“The first half of 2021 was all about recovery from the pandemic,” Mr Green said. “It was an impressive rebound with investor confidence soaring following a challenging previous year.”
Mr Green added: “The bullish sentiment gripping global stock markets will hold, but investors should prepare to rebalance their portfolios in order to grow their wealth in the second half of 2021.
“As we move through this transition period, and the economic cycle continues moving rapidly, investors should prepare to review, and where necessary, rebalance their portfolios in order to grow their wealth and avoid risks in the second half of the year.”
This is not to say that the outlook on general investments is going to spiral as it did at the beginning of the pandemic, simply that rapid change is imminent and taking that into account when revising one’s portfolio will be highly beneficial, Mr Green said.
“Global growth is expected to accelerate to 5.6 percent this year, with the global economy poised to stage its most robust post-recession recovery in 80 years in 2021, according to the World Bank.
“Against the backdrop, investors will be actively looking to top-up their portfolios,” said Mr Green.
“However, in this volatile and transitory phase, now more than ever, investors must be selective as there will be clear winners and losers.”
Gauging public reaction and support of individual industries throughout the pandemic may give one a good idea of how future trends might ensue and who these “winners and losers” might be.

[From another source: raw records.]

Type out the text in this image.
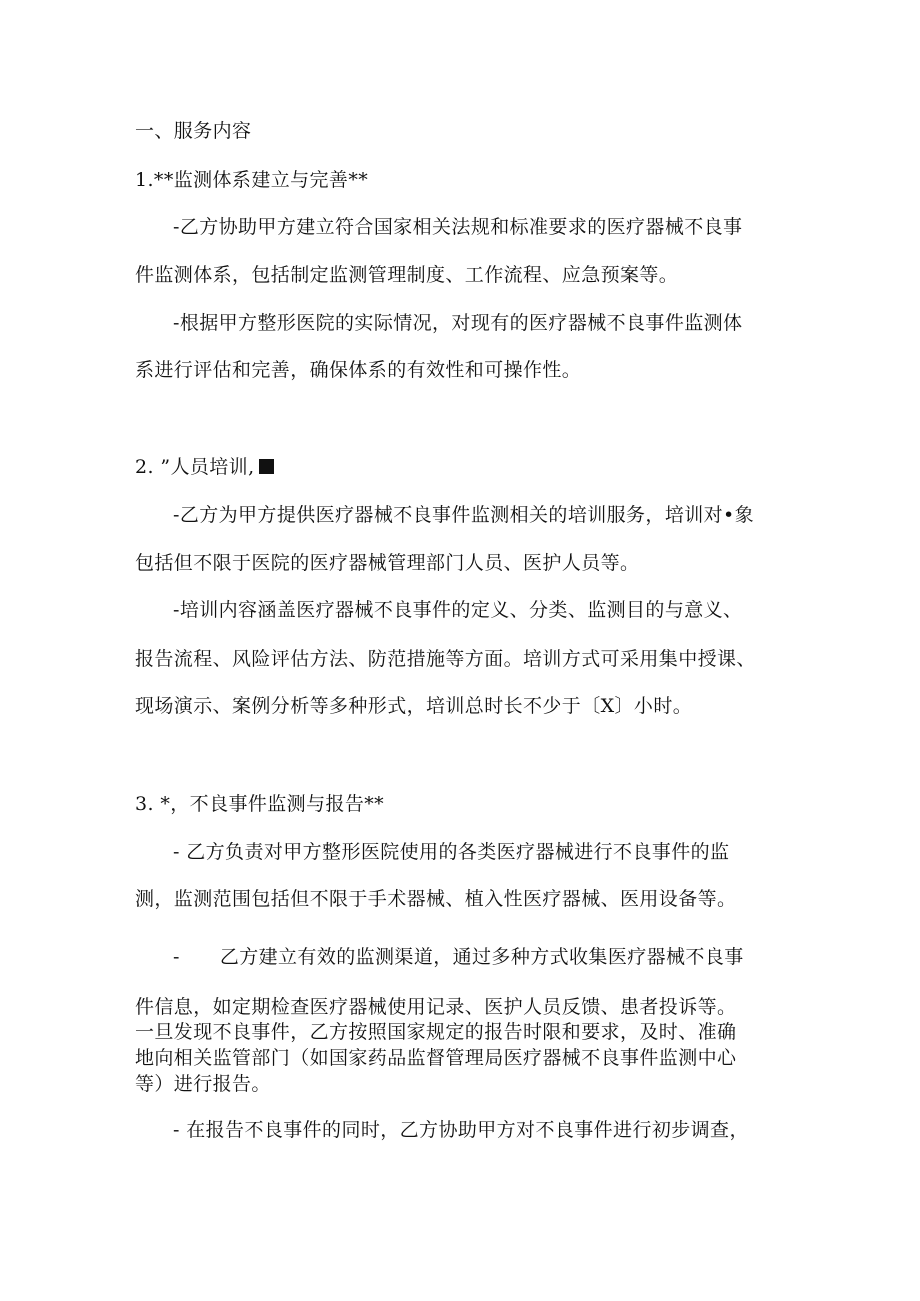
一、服务内容
1.**监测体系建立与完善**
-乙方协助甲方建立符合国家相关法规和标准要求的医疗器械不良事
件监测体系，包括制定监测管理制度、工作流程、应急预案等。
-根据甲方整形医院的实际情况，对现有的医疗器械不良事件监测体
系进行评估和完善，确保体系的有效性和可操作性。
2. ”人员培训,
-乙方为甲方提供医疗器械不良事件监测相关的培训服务，培训对•象
包括但不限于医院的医疗器械管理部门人员、医护人员等。
-培训内容涵盖医疗器械不良事件的定义、分类、监测目的与意义、
报告流程、风险评估方法、防范措施等方面。培训方式可采用集中授课、
现场演示、案例分析等多种形式，培训总时长不少于〔X〕小时。
3. *，不良事件监测与报告**
- 乙方负责对甲方整形医院使用的各类医疗器械进行不良事件的监
测，监测范围包括但不限于手术器械、植入性医疗器械、医用设备等。
- 乙方建立有效的监测渠道，通过多种方式收集医疗器械不良事
件信息，如定期检查医疗器械使用记录、医护人员反馈、患者投诉等。
一旦发现不良事件，乙方按照国家规定的报告时限和要求，及时、准确
地向相关监管部门（如国家药品监督管理局医疗器械不良事件监测中心
等）进行报告。
- 在报告不良事件的同时，乙方协助甲方对不良事件进行初步调查，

“For instance, investors are likely to be interested in returning to those stock market sectors that benefit most from low bond yields, such as tech and other growth sectors, and ‘bond proxies’ such as utilities and insurance stocks.
“Meanwhile, the value sectors such as financials and industrials, seen as plays on economic recovery, are likely to have a little bit of their shine rubbed off,” he continued.
“In the second half of 2021, the overriding sentiment of global stock markets will remain bullish, but investors need to be aware that the landscape is quickly evolving from one half of the year to the other.
“In order to truly seize the opportunities over the two quarters, investors would be wise to review their portfolios with an independent financial adviser.
“As always, investors should be as diversified as possible in order to maximise returns relative to risk.
“This means geographical, sector and asset class diversification,” Mr Green concluded.